From Putnam, the publishers: :
“Critic and writer Darryl Pinckney recalls his friendship and apprenticeship with Elizabeth Hardwick and Barbara Epstein and the introduction they offered him to the New York literary world.”
Come Back In September: A Literary Education
On West Sixty-Seventh Street, Manhattan
By Darryl Pinckney: 2022
Rating: 9.5 / memoir
- National Book Critics Circle Award – Nominee
- New York Times Book Review Notable Books of the Year
- Washington Post Best Books of the Year
The New York Times calls it “elegiac,”although for the most part I didn’t quite understand that. There is certainly a tone of it”good-bye” especially in the last chapter, The title is oddly hopeful for an elegy. It’s more like an observation that an era has passed and this book remembers Pinckney himself as well as his mentor and long-term, good friend Elizabeth Hardwick. The book is like an homage to Elizabeth Hardwick.
With no audio book available for this, I actually read it on my little iPad-Kindle. It took me quite a long time due to my senior eyes. Also, the book itself is dense with memories which seem to flow (or be choppy). I listened to other books along the way. This lack of an Audible book is rare and I think it mostly happens with the older non-classic books as well as to a few which just wouldn’t work very well (graphic novels?)
To me, the sample Kindle read like a name-dropping memoir of New York literary snobbery and I almost decided not to bother, but I changed my mind because I am group leader at All-Nonfiction and this was our month’s group read. Besides, I’ve read every book since I joined in April of 2000 – I don’t want to break that record.
I’m glad I read it. (What happened was that I kept procrastinating the decision to quit. – lol!)
I have a couple of criticisms, but it still gets a very high rating! If this book were only 250 pages long it might be much better – although maybe not quite so “elegiac” or nostalgic. I was really interested for only about the first 150 pages and then my involvement was in bits and pieces.

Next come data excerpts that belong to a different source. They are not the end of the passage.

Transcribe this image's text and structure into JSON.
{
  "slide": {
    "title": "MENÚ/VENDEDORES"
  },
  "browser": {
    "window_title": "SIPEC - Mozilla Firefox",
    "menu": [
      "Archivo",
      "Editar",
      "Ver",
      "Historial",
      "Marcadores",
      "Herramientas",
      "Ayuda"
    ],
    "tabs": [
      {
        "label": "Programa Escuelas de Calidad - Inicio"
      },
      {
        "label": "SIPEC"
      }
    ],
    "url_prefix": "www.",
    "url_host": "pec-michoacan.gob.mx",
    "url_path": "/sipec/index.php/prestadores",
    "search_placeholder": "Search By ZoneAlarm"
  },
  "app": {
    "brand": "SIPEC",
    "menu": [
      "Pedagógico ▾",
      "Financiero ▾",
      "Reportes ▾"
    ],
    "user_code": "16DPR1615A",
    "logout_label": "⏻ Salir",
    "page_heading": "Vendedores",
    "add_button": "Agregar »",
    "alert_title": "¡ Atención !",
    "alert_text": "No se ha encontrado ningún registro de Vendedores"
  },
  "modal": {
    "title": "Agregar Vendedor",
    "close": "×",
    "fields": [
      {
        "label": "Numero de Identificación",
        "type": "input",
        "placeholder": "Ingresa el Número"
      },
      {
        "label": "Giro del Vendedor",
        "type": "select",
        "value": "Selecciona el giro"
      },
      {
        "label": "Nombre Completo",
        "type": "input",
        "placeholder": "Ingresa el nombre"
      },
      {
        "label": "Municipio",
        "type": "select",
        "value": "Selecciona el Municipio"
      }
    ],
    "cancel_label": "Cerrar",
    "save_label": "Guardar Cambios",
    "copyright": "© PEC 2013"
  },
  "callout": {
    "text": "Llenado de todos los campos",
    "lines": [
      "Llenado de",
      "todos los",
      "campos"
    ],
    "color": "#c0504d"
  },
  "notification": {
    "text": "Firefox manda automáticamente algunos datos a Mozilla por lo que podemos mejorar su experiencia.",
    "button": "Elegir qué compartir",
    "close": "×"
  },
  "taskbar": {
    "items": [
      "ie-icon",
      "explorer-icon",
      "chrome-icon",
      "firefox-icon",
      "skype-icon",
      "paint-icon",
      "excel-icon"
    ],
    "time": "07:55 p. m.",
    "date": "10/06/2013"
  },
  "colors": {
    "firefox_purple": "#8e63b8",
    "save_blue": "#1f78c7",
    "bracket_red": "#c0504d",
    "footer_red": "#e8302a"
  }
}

That said, there is something worthwhile and compelling about this book – Maybe it’s the good-bye to that era with all the books and different kinds of news from the War in Vietnam (1973) to the height of the AIDS struggle (1980s) and on to the fall of the Berlin Wall so there’s also a bit of nostalgia.
That said, I kept going, but Gertrude Stein did this kind of memoir properly with The Autobiography of Alice B. Toklas which I read about 20 years ago. Stein’s book inspired me to compose a kind of annotated list of people mentioned and what they were noted for to go with the book. I loved Stein’s book, but it’s only 206 hard cover pages and that fits what it was.
In his defense, Pinckney tries for quite a lot more and ended up with 432 pages (also hard cover for comparison), for his 2-decade memoir and homage to Elizabeth Hardwick and he also includes information about his own family and some Black-American history.
All that said, I enjoyed so much of it. I think he captured the ambiance of the New York literary circles in the 1970s and ’80s (much of it anyway). I’ve read quite a number of the authors mentioned, but certainly not all. And yes, I feel like I got to know Hardwick as well as Pinckney.
It was after trying the sample that I decided to skip it, but I guess I only procrastinated the decision because I re-thought it and decided I should check out some background and that got me more interested and I decided to get it. And I read it. For the next 3 weeks I read it, taking notes and highlighting but not going very fast.
Elizabeth (Liz, Lizzy) Hardwick, was age 50-something in 1974 when she became the professor and mentor of 19-year old Pinckney. Along with Barbara Epstein he kind of pleaded/advised/joked Hardwick into admitting him to her class and they became fast friends until her death 34 years later. (I read somewhere that he’s the custodian of her works.) This book doesn’t do much with the last couple decades of her life but I think Pinckney wasn’t around so much then.
On the surface, this is NOT my era of New York literature. David Pinckney, is a Black New York writers born in about 1955 or so in Indiana. (He’s rather coy about his age.) Meanwhile I love the later New York of Don DeLillo and Jonathan Letham and Cynthia Ozick and others, Mark Helprin? Even Thomas Pynchon in his later days.
I can’t really recommend this if you weren’t a part in some way, even as a reader, of the literary life of New York in the 1980s and ’90s. But if you were an involved reader of the New York Review of Books or the kinds of books they critique you might really enjoy it.